遊離脂肪酸は、水と脂肪(つまり油)という通常、混ざり合わないものをなじませる性質(これを「両親媒性」といいます)を持っています。正常な値であれば問題ありませんが、細胞に蓄積しすぎると水と油の層で構成されている細胞膜を溶かし、最終的には細胞を破壊してしまいます。例えば、遊離脂肪酸は心臓の筋肉を動かすエネルギーになりますが、心臓の状態が悪い時に血中の遊離脂肪酸の濃度が上昇すると、心不全を起こす可能性があります。また、アルコールの摂取や、激しい運動を長い時間続けることによって、血液中の遊離脂肪酸の濃度が上昇します。そのため、心臓が良くない状態の時は、飲酒や激しい運動をすることは避けなければなりません。

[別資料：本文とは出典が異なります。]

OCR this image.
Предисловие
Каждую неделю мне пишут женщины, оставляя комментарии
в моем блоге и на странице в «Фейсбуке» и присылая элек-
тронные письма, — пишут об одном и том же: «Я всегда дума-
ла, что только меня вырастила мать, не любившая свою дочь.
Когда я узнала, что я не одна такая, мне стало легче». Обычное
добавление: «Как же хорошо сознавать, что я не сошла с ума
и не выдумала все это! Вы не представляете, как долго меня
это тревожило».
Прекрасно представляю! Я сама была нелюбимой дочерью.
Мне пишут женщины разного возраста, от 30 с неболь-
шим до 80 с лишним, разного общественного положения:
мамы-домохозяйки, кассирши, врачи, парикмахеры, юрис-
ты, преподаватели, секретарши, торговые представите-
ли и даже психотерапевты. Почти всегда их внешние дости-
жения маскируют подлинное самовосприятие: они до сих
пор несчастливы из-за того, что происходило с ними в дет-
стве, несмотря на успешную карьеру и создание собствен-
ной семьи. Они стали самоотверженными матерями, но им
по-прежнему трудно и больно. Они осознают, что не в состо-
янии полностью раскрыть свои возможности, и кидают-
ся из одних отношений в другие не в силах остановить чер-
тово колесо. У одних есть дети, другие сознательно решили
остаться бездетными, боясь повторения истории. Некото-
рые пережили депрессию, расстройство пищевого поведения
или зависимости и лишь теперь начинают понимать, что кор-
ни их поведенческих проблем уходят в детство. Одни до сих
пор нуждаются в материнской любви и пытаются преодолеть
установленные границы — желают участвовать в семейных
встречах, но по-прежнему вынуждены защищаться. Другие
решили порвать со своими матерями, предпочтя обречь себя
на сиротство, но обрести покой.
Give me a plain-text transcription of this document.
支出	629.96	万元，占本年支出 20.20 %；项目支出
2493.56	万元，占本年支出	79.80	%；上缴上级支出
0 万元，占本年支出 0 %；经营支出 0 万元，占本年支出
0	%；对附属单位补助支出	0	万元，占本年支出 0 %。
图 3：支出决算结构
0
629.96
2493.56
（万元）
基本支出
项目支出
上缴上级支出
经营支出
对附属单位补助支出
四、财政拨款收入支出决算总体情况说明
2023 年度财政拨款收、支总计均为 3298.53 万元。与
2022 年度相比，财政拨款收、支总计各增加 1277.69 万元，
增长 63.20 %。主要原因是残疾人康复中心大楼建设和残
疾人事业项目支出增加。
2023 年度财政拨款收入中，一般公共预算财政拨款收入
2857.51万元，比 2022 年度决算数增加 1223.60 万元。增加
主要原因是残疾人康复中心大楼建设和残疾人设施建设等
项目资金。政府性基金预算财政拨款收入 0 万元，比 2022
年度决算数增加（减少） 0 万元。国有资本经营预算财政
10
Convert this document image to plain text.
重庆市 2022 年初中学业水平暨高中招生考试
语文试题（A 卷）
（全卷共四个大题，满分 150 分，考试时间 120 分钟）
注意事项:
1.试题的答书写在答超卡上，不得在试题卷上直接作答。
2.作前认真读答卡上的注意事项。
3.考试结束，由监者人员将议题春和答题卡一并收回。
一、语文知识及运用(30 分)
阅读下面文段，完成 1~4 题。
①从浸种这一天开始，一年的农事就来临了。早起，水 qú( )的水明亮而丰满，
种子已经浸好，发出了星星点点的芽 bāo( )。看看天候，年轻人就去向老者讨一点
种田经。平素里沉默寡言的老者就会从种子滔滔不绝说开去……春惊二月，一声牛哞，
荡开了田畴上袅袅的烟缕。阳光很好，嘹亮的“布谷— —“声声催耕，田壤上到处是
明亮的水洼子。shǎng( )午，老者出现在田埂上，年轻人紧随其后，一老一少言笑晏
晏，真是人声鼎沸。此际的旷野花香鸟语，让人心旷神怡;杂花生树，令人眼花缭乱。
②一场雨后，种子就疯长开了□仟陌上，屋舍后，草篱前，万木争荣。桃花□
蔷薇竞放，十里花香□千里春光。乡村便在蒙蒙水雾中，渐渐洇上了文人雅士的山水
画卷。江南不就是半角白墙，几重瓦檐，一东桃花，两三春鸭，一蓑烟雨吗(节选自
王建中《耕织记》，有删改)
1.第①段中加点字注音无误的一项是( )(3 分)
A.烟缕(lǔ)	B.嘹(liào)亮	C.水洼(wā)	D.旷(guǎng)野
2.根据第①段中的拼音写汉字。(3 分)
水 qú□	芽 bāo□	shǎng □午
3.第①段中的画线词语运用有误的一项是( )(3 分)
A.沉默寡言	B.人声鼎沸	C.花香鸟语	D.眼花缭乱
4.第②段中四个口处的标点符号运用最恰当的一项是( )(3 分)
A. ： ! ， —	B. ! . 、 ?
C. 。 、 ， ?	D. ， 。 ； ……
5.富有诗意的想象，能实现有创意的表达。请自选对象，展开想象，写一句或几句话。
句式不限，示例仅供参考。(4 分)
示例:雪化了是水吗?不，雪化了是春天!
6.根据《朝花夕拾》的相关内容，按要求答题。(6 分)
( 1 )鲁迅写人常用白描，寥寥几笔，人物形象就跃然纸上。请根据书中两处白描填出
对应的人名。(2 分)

逆に、遊離脂肪酸の量を減少させるのは、インスリンという物質です。インスリンは糖の分解を促進するホルモンで、食後に大量に放出されます。そのため、食後は遊離脂肪酸の血中濃度が低下します。

このように遊離脂肪酸の血中濃度は、ホルモンの分泌によって制御されているため、副腎や甲状腺の機能に異常があると、再吸収や血中への放出のバランスが取れなくなります。副腎や甲状腺は体の中のあらゆる部分に働きかける様々なホルモンの分泌を制御している部分ですから、このような異常が起きることがあります。遊離脂肪酸の血中濃度は、健康のバロメータの1つと言えるでしょう。